Small but MIGHTY
Food Safety and Security for All
Our small, but highly collaborative lab is located at the Oregon State University Hatfield Marine Science Center. We are focused on infectious diseases and immunology of commercially important aquatic species and functional, fishmeal-free aquadiets. We also study the effects of climate change on a number of key species in our coastal waters to find sustainable ways for marine resource management - therefore, stakeholder collaborations and input is highly valuable to us. Our findings have been published in numerous publications. Learn more about our research and the team on the following pages.
Our academic home is the Biomedical Sciences Department of the Carlson College of Veterinary Medicine at Oregon State University.

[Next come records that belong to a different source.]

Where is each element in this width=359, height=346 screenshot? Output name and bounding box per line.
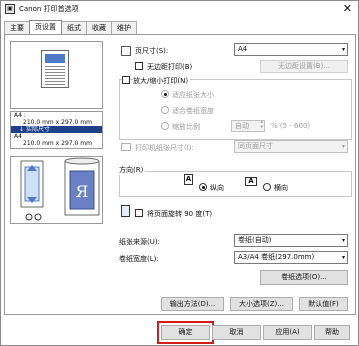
portrait-radio[interactable] xyxy=(199,183,207,191)
printer-paper-icon xyxy=(121,143,131,151)
window-title: Canon 打印首选项 xyxy=(19,5,79,13)
borderless-label: 无边距打印(B) xyxy=(147,63,193,71)
orientation-group xyxy=(119,171,352,197)
orientation-label: 方向(R) xyxy=(119,165,146,175)
roll-options-button[interactable]: 卷纸选项(O)... xyxy=(260,270,348,285)
paper-source-select[interactable]: 卷纸(自动) ▾ xyxy=(234,234,348,247)
info-line: A4 : xyxy=(14,112,26,119)
output-method-button[interactable]: 输出方法(D)... xyxy=(161,297,224,311)
cancel-button[interactable]: 取消 xyxy=(212,325,261,340)
paper-source-label: 纸张来源(U): xyxy=(119,238,160,246)
page-size-select[interactable]: A4 ▾ xyxy=(234,43,348,56)
borderless-checkbox[interactable] xyxy=(135,62,143,70)
ratio-label: 缩放比例 xyxy=(172,123,200,131)
output-size-select[interactable]: 同页面尺寸 ▾ xyxy=(234,140,348,153)
roll-width-select[interactable]: A3/A4 卷纸(297.0mm) ▾ xyxy=(234,251,348,264)
printer-icon: ▣ xyxy=(5,4,15,14)
info-line: 210.0 mm x 297.0 mm xyxy=(23,119,92,126)
landscape-label: 横向 xyxy=(274,184,288,192)
tab-maintenance[interactable]: 维护 xyxy=(111,21,137,35)
tab-page-setup[interactable]: 页设置 xyxy=(29,20,62,35)
tab-bar: 主要 页设置 纸式 收藏 维护 xyxy=(4,20,137,35)
rotate-icon xyxy=(121,205,130,217)
print-preferences-window: ▣ Canon 打印首选项 ✕ 主要 页设置 纸式 收藏 维护 A4 : 210… xyxy=(0,0,359,346)
ratio-spinner[interactable]: 自动 ▴ ▾ xyxy=(231,120,265,132)
page-sheet-icon xyxy=(41,50,69,88)
landscape-icon: A xyxy=(245,177,257,186)
apply-button[interactable]: 应用(A) xyxy=(263,325,312,340)
roll-width-label: 卷纸宽度(L): xyxy=(119,255,159,263)
rotate-checkbox[interactable] xyxy=(135,209,143,217)
close-icon[interactable]: ✕ xyxy=(343,2,352,15)
fit-paper-label: 适应纸张大小 xyxy=(172,91,214,99)
tab-paper[interactable]: 纸式 xyxy=(61,21,87,35)
portrait-icon: A xyxy=(184,174,193,185)
size-options-button[interactable]: 大小选项(Z)... xyxy=(230,297,293,311)
ratio-radio[interactable] xyxy=(161,122,169,130)
info-line: A4 xyxy=(14,133,22,140)
landscape-radio[interactable] xyxy=(263,183,271,191)
title-bar: ▣ Canon 打印首选项 ✕ xyxy=(1,1,358,17)
info-line: 210.0 mm x 297.0 mm xyxy=(23,140,92,147)
page-size-icon xyxy=(121,46,131,56)
page-preview xyxy=(10,41,103,109)
fit-width-radio[interactable] xyxy=(161,106,169,114)
scale-print-checkbox[interactable] xyxy=(122,76,130,84)
ratio-range: % (5 - 600) xyxy=(271,122,311,130)
tab-favorites[interactable]: 收藏 xyxy=(86,21,112,35)
scale-print-label: 放大/缩小打印(N) xyxy=(133,76,191,86)
info-line-selected: ↓ 实际尺寸 xyxy=(11,126,102,133)
portrait-label: 纵向 xyxy=(210,184,224,192)
borderless-settings-button[interactable]: 无边距设置(B)... xyxy=(260,60,348,73)
fit-width-label: 适合卷纸宽度 xyxy=(172,107,214,115)
paper-size-info: A4 : 210.0 mm x 297.0 mm ↓ 实际尺寸 A4 210.0… xyxy=(10,111,103,149)
help-button[interactable]: 帮助 xyxy=(314,325,350,340)
page-size-label: 页尺寸(S): xyxy=(135,47,169,55)
defaults-button[interactable]: 默认值(F) xyxy=(299,297,348,311)
roll-paper-preview: Я xyxy=(10,156,103,224)
rotate-label: 将页面旋转 90 度(T) xyxy=(147,210,213,218)
ok-button-highlight xyxy=(157,321,214,344)
output-size-label: 打印机纸张尺寸(I): xyxy=(135,144,194,152)
fit-paper-radio[interactable] xyxy=(161,90,169,98)
svg-text:Я: Я xyxy=(76,182,89,201)
tab-main[interactable]: 主要 xyxy=(4,21,30,35)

Various news from our lab and its members
February 1, 2021
We are funded! Well, at least partially! With this project, we aim to develop a deeper understanding of healthy Dungeness crab’s functional genomics and physiology and how climate change affects these key species. This research can inform marine resource management and conservation efforts by policy development to maintain stable marine food webs and avoid exploitation and overharvest of these species while these animals face hardship from climate change-related environmental pressures.
June 1, 2020
Plasma biochemistry and hematology reference intervals are integral health assessment tools in all medical fields, including aquatic animal health. As sablefish (Anoplopoma fimbria) are becoming aquaculturally more important, this diagnostic tool is also required for these fish. We established the blood reference intervals (RI) for their plasma biochemistry and the hematology along with reference photomicrographs of blood cells in healthy, yearling sablefish.
These fish were hatched and reared in captivity on a commercial diet and fasted before sampling. Interestingly, an overnight fast of 16-18 hours did not sufficiently reduce lipids in the blood, which led to visible lipemia and frequent rupture of blood cells during analysis.
Therefore, we recommend to fast sablefish for 24 to 36 hours before blood is collected to reduce hematology artifacts or possible reagent interference in plasma biochemistry analysis.